5 S: Bedenli halde iken mi, serbest halde iken mi?
  C: Güneş’e çıplak gözle bakamazsın, ateşi elinle tutamazsın. RABB’in RESULÜ’ne muhabbeti, RESULÜ’nün RABB’ine merbutiyeti ezelden ebede kadar olduğu halde, gine de O’na bakabilmesi için gözüne yeşil perdeyi örtmesi gereklidir.

6 S: Perdeden murad, CEBRAİL mi?
   C: EYVALLAH.

7 S: CEBRAİL, ona perde mi oldu, onun NUR’unu ateşten korumak için?
   C: ADEM’e yedi rengi şal yaptılar, sırtına örttüler.

8 S: Yedi perdenin açılması, insanın sırlarının açılması mı?
  C: ‘Gözünün gördüğü yerde, aklının erdiği günde; her birini al, talip olana ver!’ dediler, insanda yedi hevesi ADEM ile inşa ettiler.

9 S: Yedi hevesi isimlendirir misiniz?
   C: EDEP, MUHABBET, ASALET, ADALET, SAHAVET, MERHAMET, ŞAHADET.     (‘Şahadet çıktı. Edeple başlayıp, şahadetle bitirdi.’ diye konuşulur...) Yedi renk her kulun arkasından koşar, kimi gönlünü açar, kimi ‘Bana ne.’ der kaçar.

10 S: O kaçış ve açış; bizden mi, O’ndan mı?..
  C: İşte; CAN kaçtığı kadar senin düşmanın olur; o gün geldiğinde, pişmanlığa düşülür.

11 S: Ruhu mu?
    C: Her çiçek bir rengine bürünür, sevgiliden gelen ile görünür.
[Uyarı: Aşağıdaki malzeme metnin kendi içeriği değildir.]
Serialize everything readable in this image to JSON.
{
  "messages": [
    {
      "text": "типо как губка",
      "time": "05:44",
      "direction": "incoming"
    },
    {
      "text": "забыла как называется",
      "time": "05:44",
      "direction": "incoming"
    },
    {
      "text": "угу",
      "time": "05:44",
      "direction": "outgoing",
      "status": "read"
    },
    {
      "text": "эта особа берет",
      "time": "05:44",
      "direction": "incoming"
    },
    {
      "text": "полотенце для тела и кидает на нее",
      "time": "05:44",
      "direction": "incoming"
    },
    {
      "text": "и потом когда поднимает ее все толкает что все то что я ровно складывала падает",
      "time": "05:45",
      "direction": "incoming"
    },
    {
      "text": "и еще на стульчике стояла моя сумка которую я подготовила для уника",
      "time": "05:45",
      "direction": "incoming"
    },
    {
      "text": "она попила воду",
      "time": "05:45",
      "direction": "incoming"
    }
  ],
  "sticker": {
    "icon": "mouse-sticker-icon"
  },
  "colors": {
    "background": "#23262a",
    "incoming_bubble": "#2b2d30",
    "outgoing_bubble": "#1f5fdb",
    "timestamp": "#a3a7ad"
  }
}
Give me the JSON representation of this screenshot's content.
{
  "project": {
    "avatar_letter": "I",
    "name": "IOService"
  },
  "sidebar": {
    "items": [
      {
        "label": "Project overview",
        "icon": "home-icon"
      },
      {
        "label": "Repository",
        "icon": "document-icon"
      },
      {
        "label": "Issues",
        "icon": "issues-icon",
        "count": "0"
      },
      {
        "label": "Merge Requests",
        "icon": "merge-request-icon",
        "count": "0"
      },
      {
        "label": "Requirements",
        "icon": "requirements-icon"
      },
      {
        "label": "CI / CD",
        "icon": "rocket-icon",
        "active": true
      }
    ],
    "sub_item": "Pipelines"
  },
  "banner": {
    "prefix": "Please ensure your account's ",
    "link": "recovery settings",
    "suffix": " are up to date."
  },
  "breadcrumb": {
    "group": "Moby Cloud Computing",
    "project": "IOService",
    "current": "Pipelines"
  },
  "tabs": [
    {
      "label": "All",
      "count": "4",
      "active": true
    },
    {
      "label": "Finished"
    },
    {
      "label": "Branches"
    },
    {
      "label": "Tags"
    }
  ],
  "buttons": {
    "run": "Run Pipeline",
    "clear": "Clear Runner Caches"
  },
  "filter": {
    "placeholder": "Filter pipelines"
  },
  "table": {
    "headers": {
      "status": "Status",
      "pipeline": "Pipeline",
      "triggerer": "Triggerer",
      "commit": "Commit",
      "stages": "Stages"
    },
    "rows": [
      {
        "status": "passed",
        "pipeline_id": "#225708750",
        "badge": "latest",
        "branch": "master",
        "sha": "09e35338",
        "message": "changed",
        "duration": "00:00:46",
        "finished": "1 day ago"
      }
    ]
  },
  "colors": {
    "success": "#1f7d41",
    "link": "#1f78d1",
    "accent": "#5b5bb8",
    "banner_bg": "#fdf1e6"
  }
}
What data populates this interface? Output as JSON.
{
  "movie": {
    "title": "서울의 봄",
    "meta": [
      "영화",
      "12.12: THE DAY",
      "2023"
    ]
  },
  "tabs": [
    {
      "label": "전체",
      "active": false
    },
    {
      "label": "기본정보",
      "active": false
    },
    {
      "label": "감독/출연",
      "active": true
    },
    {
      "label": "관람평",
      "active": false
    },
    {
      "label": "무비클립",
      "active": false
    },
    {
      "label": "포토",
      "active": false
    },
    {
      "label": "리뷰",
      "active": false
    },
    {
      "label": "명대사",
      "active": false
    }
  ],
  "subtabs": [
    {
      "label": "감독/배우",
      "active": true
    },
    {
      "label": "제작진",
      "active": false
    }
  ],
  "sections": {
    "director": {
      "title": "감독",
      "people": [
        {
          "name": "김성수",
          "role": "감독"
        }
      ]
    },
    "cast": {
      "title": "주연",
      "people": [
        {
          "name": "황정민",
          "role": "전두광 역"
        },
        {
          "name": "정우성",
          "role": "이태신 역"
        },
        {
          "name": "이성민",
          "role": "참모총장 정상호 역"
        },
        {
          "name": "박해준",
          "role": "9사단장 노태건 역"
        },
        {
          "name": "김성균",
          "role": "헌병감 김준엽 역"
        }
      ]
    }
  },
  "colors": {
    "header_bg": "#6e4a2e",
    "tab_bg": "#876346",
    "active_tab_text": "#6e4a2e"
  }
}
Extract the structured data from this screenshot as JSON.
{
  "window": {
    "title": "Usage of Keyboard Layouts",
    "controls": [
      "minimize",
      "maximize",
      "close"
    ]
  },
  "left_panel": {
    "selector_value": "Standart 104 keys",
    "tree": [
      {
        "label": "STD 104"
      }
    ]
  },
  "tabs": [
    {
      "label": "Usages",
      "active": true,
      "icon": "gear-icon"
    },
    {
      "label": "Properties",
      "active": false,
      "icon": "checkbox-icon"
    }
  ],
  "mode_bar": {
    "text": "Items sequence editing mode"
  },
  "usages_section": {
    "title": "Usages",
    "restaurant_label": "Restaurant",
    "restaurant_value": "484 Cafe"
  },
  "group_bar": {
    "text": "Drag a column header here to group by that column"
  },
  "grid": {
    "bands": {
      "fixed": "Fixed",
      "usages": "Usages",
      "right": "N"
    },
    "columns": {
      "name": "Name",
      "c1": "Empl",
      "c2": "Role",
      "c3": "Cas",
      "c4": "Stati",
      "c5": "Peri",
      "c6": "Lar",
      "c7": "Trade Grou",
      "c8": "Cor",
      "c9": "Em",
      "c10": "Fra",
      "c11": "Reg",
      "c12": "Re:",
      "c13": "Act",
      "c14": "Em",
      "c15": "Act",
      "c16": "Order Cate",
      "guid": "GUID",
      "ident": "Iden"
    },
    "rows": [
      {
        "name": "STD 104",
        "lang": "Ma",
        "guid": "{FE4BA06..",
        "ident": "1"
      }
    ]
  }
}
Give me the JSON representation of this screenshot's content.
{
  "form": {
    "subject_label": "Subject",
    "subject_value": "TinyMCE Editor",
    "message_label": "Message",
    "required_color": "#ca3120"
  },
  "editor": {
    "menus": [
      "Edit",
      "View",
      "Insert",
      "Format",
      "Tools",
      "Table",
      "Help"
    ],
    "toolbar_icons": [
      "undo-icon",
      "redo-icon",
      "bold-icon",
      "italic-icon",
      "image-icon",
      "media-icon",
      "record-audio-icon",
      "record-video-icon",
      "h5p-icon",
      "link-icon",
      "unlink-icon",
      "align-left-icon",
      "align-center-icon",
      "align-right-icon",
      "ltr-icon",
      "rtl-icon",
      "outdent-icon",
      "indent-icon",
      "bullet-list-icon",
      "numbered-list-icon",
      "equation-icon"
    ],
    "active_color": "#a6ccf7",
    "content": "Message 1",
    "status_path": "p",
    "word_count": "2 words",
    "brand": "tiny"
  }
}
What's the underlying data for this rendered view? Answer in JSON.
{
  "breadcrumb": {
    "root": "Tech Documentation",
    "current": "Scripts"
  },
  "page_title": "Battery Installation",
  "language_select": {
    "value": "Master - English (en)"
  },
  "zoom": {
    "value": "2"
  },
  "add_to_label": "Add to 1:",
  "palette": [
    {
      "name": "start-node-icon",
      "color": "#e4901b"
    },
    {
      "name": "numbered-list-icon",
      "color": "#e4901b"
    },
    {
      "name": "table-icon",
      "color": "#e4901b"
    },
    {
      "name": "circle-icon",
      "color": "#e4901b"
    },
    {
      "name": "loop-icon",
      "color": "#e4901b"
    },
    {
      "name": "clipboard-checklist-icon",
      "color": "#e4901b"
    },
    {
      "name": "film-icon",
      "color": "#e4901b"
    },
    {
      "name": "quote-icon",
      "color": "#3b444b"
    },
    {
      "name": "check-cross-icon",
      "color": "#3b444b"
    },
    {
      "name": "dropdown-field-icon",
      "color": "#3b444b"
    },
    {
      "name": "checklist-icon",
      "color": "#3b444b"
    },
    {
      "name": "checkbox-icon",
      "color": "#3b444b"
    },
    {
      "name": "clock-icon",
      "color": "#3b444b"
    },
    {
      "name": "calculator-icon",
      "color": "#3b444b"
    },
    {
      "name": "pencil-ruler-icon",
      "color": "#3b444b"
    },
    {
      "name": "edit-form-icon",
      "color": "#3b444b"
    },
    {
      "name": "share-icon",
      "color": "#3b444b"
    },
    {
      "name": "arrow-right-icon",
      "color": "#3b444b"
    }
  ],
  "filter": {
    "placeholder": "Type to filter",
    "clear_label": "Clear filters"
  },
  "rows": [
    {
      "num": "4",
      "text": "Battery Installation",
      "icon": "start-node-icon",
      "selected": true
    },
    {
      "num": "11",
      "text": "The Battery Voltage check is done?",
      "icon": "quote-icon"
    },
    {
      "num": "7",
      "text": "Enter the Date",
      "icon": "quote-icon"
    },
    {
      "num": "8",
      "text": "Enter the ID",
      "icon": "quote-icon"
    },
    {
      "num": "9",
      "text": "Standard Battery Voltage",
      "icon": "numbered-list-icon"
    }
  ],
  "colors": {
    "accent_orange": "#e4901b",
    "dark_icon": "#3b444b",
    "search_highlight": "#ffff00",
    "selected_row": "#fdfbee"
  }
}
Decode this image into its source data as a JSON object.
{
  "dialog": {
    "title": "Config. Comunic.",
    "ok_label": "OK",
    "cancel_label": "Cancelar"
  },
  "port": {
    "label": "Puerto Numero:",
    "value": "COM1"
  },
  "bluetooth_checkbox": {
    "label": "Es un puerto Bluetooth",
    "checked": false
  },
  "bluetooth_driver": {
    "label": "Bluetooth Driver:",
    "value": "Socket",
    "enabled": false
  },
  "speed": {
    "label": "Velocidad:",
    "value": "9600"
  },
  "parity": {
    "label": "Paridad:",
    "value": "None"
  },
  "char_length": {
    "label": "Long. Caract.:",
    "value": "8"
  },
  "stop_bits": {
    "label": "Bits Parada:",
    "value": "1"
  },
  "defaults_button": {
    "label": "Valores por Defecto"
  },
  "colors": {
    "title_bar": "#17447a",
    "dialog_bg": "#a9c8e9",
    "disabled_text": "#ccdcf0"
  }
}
Sesime şahit kulağımdır, sevgime şahit ÖZ’ümdür. ‘DOST.’ dedik çağırdık, fidanlarda eğilenleri gördük, ‘RAHMET ALLAH’ım!’ dedik. YAR gelir, cümlede hazzı bulur. Çam dalına ermiş eli, yakasına takmış GÜL’ü. Yapraklarını saydım yedişer, adlarını okudum EHLİBEYT. Naz etmeyelim. Hazzı ile bulduk yolu, kul ile eğittik kulu. Seni beni birledik, genişleyen yolda cümlemiz gürledik.

12 S: ‘Emanete olunuz.’ denmekle, ne demek istendi?
  C: Emanet; olduğu yerde korunan, emanete; halden hale bürünen.

13 S: Niyazdan, eyleme geçiş değil mi?
   C: Dilenen halde görünen. Aranan yolu aştık, bilinen yola geçtik. Durmaktan sakınalım, gelen RAHMET’i dökünelim. (‘Salı gecesi de RAHMET’i boldu.’ diye konuşulur.) Gördüğümüz çehre, olduğumuz çevreye RAHMET yağar, yağar. Her an şahadetleyiz. (Bir can ekler; ‘Makam-ı şuhut= görünen makam.’) Durmayalım, elimizi başımıza vurmayalım.